ALICO, INC. AND SUBSIDIARIES

NOTES TO UNAUDITED CONDENSED CONSOLIDATED FINANCIAL STATEMENTS

(in thousands except for per share data)

1. Basis of financial statement presentation:

The accompanying condensed consolidated financial statements (“Financial Statements”) include the accounts of Alico, Inc. (“Alico”) and its wholly owned subsidiaries, Alico Land Development, Inc. (“ALDI”), Agri-Insurance Company, Ltd. (“Agri”), Alico-Agri, Ltd., Alico Plant World, LLC and Bowen Brothers Fruit, LLC (“Bowen”) (collectively referred to as the “Company”) after elimination of all significant intercompany balances and transactions.

The following Financial Statements have been prepared pursuant to the rules and regulations of the Securities and Exchange Commission. Certain information and note disclosures normally included in annual financial statements prepared in accordance with United States generally accepted accounting principles have been condensed or omitted pursuant to those rules and regulations. The Company believes that the disclosures made are adequate to make the information not misleading.

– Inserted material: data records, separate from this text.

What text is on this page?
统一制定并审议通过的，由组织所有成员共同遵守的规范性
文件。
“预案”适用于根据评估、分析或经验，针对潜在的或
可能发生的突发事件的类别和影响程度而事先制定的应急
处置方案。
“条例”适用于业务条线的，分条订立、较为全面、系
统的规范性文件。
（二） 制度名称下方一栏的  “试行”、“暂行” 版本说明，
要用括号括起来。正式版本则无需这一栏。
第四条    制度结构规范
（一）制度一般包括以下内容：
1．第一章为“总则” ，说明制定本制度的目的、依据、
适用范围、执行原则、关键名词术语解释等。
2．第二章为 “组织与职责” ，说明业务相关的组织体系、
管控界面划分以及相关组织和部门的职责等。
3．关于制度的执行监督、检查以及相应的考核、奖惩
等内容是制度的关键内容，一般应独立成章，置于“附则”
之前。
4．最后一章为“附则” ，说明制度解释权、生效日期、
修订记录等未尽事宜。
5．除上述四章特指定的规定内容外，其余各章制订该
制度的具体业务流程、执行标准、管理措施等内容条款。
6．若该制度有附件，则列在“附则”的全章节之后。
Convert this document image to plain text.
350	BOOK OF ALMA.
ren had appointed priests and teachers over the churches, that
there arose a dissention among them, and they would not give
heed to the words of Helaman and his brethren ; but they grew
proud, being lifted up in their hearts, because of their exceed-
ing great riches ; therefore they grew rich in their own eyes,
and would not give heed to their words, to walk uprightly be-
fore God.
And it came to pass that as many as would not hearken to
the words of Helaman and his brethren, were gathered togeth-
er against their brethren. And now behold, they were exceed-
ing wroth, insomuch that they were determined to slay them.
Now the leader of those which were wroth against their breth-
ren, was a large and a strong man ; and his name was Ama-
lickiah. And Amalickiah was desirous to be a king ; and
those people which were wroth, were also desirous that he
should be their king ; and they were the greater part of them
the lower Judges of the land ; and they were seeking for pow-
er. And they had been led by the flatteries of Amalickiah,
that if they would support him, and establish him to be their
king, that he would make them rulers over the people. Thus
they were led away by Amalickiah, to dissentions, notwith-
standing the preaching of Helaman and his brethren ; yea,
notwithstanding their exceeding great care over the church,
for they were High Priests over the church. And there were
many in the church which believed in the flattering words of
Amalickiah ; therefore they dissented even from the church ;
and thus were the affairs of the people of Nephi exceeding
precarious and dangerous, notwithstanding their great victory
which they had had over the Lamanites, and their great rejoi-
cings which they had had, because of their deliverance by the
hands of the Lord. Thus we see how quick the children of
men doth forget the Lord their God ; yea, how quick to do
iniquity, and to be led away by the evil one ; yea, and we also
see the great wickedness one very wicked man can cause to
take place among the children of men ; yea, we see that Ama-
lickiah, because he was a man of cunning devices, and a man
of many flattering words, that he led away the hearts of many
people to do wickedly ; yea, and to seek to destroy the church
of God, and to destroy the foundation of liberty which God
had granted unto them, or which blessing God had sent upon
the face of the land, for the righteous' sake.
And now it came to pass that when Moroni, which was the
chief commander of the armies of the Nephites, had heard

The accompanying unaudited condensed consolidated financial statements have been prepared on a basis consistent with the accounting principles and policies reflected in the Company’s annual report for the fiscal year ended September 30, 2009. In the opinion of Management, the accompanying unaudited condensed consolidated financial statements contain all adjustments (consisting only of normal recurring accruals) necessary for a fair presentation of its consolidated financial position at June 30, 2010 and September 30, 2009 and the consolidated results of operations and cash flows for the three and nine month periods ended June 30, 2010 and 2009.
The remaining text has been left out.